We decided that the Sale would begin on this particular Saturday morning and so the Friday evening, after school and homework, was chosen to move the stock from my house to our Commercial Headquarters, ready for an early start to the sale on the Saturday morning.
Unfortunately this was the evening my friend had to attend his weekly piano practice, white mice or no white mice. Never mind, I could manage.
At the appointed time I carefully placed all our stock in a large cardboard container packed with fresh chopped up straw and sawdust. Had to keep the gravy train happy and content.

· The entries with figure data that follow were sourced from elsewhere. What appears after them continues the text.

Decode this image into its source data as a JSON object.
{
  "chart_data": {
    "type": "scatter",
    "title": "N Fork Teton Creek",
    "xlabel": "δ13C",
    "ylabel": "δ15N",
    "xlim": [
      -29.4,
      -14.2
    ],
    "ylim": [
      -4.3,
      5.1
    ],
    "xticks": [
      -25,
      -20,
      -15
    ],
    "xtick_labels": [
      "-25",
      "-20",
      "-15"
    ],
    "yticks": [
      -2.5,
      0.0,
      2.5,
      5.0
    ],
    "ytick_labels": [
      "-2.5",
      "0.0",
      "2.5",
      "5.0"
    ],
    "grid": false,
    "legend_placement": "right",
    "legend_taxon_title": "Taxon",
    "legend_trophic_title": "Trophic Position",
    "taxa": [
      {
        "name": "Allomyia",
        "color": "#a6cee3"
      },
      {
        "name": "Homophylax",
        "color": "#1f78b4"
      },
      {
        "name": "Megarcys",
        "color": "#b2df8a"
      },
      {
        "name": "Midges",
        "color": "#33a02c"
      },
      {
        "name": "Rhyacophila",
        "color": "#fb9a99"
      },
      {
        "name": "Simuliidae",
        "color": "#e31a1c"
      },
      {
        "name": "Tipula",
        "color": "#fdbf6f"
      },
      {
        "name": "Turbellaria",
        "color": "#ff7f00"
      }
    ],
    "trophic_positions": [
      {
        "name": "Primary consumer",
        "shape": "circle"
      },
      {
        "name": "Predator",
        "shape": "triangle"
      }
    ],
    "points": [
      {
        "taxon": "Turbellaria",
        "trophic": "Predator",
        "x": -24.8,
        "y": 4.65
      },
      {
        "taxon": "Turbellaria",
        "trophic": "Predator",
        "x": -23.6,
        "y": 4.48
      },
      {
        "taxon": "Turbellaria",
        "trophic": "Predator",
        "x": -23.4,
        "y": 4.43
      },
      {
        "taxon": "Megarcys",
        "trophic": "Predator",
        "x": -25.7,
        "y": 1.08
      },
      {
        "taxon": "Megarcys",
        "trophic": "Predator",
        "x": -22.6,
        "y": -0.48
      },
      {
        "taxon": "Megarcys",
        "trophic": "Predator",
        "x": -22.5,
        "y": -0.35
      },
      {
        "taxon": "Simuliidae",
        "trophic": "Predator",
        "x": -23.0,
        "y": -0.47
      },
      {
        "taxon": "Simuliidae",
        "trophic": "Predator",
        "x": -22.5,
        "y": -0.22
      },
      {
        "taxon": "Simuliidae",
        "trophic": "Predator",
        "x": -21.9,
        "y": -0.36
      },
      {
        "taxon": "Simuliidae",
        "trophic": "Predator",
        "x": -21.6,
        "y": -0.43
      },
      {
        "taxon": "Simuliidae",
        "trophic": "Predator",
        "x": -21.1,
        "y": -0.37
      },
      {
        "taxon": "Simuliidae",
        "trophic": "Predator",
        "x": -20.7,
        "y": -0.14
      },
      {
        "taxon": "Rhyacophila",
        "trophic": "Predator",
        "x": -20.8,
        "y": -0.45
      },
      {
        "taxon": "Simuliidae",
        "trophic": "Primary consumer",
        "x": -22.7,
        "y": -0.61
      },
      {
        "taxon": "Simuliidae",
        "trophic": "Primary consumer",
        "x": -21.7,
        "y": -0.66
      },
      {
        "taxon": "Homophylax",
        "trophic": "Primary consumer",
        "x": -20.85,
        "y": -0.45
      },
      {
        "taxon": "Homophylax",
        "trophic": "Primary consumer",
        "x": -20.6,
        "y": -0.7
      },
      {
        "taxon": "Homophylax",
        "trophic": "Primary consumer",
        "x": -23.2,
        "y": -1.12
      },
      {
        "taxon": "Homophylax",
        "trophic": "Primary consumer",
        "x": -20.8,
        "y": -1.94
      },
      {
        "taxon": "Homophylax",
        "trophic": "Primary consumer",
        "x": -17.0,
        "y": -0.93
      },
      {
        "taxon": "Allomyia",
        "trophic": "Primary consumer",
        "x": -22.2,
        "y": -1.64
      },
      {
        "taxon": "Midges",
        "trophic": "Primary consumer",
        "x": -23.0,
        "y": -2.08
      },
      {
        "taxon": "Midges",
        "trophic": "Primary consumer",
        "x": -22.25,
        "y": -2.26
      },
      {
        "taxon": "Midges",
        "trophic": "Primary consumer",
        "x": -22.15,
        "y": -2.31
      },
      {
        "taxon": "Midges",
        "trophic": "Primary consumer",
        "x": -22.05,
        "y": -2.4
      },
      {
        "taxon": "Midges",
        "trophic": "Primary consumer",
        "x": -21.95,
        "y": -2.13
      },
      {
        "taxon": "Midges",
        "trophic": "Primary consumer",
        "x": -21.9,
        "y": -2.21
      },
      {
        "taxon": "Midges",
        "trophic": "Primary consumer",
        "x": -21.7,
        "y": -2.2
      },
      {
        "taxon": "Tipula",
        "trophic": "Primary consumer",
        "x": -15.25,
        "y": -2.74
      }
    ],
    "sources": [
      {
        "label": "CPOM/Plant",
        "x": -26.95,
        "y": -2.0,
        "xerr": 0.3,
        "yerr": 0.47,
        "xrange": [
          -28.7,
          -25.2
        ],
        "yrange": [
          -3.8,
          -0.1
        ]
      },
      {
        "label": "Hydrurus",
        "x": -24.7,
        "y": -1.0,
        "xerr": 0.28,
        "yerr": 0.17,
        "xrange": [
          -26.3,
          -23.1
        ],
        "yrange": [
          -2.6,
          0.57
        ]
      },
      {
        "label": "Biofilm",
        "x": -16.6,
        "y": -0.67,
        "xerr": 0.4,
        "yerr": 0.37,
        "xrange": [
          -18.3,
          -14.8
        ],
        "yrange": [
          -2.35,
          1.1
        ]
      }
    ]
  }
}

Now my friend lived about a quarter of a mile away, across a field and then the main road. I had to cross the main road to get to his house. So, there I was, carrying this large cardboard box, not heavy but cumbersome, and waiting to cross this main road.
Being a good boy and seeing a trolly-bus coming, we had them in those days, I waited so I could cross safely. Being a friendly boy I took one hand off the box to wave at the approaching driver. Children used to do that kind of thing. It was then that the bottom of the box dropped out and deposited a multitude of white mice on the pavement. Not that they stayed there for long, as you can imagine.
As soon as hundreds of tiny little feet touched the floor they were on the move in all directions. Some straight into the field I had just crossed but the majority, unfortunately, straight across the road to argue the toss with the wheels of the trolly-bus. Oh dear, oh dear, what a mess.